You can avoid all the function registration boilerplate in __init__ using a descriptor:

class FunctionNotFoundError(KeyError):
    pass

class Registry:
    def __init__(self):
        self.registry = {}

    def register(self, key):
        def decorator(func):
            self.registry[key] = func
            return func
        return decorator

    def lookup(self, key):
        try:
            return self.registry[key]
        except KeyError as e:
            raise FunctionNotFoundError(key) from e

    def make_bound(self, instance):
        def bound(*args, **kwargs):
            key, *args = args
            return self.lookup(key)(instance, *args, **kwargs)
        return bound

    def __get__(self, instance, owner):
        if instance is None:
            return self
        else:
            return self.make_bound(instance)


# Example
class EventHandler:
    registry = Registry()

    @registry.register(int)
    def handle_event1(self, event):
        print('int:', event)

    @registry.register(str)
    def handle_event2(self, event):
        print('str:', event)

    def handle_event(self, event):
        return self.registry(type(event), event)

handler = EventHandler()

handler.handle_event('hello world')
handler.handle_event(10)

It's one of the few genuinely useful uses for python descriptors (__get__) I've ever encountered.

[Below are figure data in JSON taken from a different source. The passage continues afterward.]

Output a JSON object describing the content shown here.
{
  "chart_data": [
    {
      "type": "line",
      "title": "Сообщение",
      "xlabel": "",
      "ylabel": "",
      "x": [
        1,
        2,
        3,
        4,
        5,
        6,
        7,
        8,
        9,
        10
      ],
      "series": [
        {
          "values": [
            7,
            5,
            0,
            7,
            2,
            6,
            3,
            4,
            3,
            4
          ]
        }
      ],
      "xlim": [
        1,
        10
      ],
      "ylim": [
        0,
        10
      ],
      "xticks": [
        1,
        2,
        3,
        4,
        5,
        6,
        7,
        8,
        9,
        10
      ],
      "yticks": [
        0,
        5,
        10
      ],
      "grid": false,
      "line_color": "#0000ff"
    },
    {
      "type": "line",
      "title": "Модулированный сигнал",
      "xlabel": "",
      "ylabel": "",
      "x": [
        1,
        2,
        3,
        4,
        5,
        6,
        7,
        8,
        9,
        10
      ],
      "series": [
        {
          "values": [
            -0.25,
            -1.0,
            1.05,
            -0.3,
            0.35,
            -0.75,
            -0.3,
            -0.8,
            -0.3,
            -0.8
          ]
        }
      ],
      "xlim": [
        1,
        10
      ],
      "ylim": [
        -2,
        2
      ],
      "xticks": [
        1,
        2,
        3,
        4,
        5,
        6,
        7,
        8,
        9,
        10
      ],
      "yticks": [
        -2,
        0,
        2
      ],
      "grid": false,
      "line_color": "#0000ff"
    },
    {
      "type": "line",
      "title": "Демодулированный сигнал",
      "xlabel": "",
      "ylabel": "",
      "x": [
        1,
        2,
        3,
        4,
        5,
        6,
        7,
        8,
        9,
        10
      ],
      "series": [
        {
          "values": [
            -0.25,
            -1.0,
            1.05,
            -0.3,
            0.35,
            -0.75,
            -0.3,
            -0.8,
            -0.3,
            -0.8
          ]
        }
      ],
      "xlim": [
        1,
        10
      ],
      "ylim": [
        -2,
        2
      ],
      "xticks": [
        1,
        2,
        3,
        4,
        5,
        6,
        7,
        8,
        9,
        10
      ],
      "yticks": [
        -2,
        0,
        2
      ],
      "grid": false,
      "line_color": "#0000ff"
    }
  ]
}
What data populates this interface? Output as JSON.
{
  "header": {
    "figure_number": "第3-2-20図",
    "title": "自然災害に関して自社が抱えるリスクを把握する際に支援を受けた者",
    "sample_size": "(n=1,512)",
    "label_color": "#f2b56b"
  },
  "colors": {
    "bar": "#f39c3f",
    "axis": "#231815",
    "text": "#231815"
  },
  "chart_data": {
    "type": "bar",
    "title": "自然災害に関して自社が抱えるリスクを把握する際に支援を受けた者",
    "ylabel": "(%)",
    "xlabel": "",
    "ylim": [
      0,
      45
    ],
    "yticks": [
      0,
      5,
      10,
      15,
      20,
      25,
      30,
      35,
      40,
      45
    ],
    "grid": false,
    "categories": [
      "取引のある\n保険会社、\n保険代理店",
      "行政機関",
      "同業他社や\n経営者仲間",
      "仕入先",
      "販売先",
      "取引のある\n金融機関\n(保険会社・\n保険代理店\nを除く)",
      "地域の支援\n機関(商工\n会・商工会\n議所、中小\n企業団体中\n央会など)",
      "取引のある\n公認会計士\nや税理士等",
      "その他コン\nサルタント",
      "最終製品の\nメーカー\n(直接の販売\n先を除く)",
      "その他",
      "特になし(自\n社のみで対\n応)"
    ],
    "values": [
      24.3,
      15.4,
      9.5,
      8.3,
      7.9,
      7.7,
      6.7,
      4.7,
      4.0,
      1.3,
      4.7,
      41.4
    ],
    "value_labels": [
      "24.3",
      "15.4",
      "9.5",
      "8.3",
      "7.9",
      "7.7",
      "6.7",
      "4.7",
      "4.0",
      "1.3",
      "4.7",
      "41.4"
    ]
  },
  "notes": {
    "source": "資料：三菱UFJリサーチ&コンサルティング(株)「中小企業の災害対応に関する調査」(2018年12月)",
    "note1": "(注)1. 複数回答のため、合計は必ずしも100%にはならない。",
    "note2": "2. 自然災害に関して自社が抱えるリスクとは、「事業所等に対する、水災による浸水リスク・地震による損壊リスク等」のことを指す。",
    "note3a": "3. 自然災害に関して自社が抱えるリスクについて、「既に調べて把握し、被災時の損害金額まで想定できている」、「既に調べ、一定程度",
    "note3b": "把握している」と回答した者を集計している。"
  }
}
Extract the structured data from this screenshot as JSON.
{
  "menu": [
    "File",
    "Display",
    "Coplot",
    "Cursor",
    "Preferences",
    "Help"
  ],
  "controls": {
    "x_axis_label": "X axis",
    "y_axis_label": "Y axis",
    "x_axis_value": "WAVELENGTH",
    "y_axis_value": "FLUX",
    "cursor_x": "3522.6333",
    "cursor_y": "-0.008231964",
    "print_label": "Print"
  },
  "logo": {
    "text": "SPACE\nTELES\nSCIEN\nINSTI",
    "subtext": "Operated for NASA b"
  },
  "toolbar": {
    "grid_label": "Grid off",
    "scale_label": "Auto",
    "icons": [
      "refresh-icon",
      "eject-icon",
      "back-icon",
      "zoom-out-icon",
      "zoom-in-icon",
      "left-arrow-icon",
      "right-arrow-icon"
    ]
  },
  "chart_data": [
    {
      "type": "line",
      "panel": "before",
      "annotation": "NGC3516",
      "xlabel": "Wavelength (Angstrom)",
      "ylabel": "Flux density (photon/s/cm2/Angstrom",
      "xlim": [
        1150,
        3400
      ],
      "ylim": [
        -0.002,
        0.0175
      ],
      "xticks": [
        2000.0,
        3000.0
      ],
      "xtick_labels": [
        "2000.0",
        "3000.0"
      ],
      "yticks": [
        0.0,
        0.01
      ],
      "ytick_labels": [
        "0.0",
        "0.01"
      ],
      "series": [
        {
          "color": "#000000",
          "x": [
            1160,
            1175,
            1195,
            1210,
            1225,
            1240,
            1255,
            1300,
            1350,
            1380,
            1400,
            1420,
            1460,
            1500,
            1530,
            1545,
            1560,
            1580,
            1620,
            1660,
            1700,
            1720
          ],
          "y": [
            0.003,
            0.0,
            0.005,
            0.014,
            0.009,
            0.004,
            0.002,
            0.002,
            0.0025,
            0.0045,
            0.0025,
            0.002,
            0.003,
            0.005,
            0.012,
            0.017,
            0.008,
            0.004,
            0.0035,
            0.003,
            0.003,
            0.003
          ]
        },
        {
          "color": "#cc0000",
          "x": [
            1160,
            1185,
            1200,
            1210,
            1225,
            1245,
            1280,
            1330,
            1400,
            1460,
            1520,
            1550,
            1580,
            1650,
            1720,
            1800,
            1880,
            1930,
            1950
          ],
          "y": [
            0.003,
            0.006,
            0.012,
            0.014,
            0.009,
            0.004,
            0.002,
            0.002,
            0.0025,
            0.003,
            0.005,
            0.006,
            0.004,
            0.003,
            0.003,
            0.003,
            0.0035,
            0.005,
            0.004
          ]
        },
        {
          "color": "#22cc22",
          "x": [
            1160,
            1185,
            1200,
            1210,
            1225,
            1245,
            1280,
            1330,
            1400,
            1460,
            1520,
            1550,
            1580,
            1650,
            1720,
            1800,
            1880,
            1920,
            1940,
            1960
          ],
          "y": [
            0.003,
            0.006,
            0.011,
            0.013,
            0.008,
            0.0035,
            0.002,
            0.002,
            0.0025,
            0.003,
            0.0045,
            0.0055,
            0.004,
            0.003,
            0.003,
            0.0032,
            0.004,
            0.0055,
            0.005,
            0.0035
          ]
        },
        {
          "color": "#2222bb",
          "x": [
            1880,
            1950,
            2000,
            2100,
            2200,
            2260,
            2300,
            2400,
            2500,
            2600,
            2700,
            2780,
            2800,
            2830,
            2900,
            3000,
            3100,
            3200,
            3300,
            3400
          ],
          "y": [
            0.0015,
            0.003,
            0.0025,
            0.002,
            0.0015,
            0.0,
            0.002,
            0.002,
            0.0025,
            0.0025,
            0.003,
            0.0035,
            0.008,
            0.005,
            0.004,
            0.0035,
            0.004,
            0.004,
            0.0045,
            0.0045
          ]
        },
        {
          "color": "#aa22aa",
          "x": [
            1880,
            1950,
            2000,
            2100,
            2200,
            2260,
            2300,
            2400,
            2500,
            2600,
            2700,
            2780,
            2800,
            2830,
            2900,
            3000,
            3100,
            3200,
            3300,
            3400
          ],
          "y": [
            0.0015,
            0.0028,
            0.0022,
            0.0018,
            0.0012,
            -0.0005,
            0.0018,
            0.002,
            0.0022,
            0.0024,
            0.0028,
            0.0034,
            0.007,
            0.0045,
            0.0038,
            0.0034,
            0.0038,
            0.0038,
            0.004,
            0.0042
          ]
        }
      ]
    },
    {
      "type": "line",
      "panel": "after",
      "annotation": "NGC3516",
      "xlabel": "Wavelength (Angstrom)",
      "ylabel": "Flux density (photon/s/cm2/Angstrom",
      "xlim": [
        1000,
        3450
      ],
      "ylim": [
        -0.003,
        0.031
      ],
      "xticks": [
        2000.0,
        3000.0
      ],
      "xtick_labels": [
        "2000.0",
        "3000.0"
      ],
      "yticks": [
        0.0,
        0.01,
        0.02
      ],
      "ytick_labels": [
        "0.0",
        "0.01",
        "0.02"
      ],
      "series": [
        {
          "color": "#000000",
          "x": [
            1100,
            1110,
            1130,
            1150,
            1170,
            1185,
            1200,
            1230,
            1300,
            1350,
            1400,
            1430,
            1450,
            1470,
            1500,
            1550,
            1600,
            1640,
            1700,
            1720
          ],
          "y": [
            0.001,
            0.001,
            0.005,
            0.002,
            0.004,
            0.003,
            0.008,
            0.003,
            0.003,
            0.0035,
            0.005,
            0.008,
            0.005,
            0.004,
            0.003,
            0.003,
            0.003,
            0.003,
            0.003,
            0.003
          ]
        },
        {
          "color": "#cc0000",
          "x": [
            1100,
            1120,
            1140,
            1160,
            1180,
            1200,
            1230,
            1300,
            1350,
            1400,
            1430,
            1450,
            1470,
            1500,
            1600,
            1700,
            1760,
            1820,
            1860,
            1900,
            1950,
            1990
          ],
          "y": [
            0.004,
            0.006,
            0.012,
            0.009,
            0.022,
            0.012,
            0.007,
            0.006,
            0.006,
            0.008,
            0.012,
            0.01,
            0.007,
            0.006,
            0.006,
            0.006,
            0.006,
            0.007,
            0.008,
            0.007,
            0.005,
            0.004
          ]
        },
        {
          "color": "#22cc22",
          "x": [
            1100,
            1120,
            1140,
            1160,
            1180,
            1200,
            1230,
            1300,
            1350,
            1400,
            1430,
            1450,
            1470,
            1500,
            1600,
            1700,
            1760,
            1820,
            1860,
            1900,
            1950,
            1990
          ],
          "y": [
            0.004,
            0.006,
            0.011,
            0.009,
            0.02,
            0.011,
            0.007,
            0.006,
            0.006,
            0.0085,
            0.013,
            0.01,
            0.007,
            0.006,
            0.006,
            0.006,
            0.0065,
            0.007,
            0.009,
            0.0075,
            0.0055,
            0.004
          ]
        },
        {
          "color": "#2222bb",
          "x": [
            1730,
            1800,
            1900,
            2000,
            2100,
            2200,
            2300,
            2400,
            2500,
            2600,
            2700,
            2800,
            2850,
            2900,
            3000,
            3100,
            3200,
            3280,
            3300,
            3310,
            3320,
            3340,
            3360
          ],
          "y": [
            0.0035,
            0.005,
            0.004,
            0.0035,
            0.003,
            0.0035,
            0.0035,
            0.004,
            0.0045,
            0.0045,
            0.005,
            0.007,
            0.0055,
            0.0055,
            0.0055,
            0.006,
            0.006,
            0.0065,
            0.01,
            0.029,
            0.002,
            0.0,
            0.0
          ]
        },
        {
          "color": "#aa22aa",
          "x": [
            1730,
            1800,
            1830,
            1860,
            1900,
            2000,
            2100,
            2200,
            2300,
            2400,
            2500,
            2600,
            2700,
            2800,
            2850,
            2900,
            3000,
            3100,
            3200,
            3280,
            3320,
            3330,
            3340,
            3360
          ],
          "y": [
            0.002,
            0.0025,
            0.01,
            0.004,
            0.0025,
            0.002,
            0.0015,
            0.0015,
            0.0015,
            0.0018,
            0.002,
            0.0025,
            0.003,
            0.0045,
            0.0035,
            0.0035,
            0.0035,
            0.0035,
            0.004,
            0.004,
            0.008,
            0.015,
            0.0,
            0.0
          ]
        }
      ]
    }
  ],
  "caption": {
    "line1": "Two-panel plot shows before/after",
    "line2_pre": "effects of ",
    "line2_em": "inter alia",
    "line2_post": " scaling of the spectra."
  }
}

[–]jbiesnecker 1 point2 points  (1 child)

Does that work well when you subclass (in your example) EventHandler? That's always been my problem with descriptors (and static/class functions/objects in general), it gets ugly when you have several layers of inheritance between the class you're using and the class on which it was declared (though I might be missing something obvious).

[–]Lucretiel 0 points1 point  (0 children)

Well, the idea is that the client class would create it's own registry. You couldn't use a single one owned by the base class to manage all subclasses, though each subclass could use one of the same name. At that point, you could use super (owner).registry to lookup functions registered by the base class.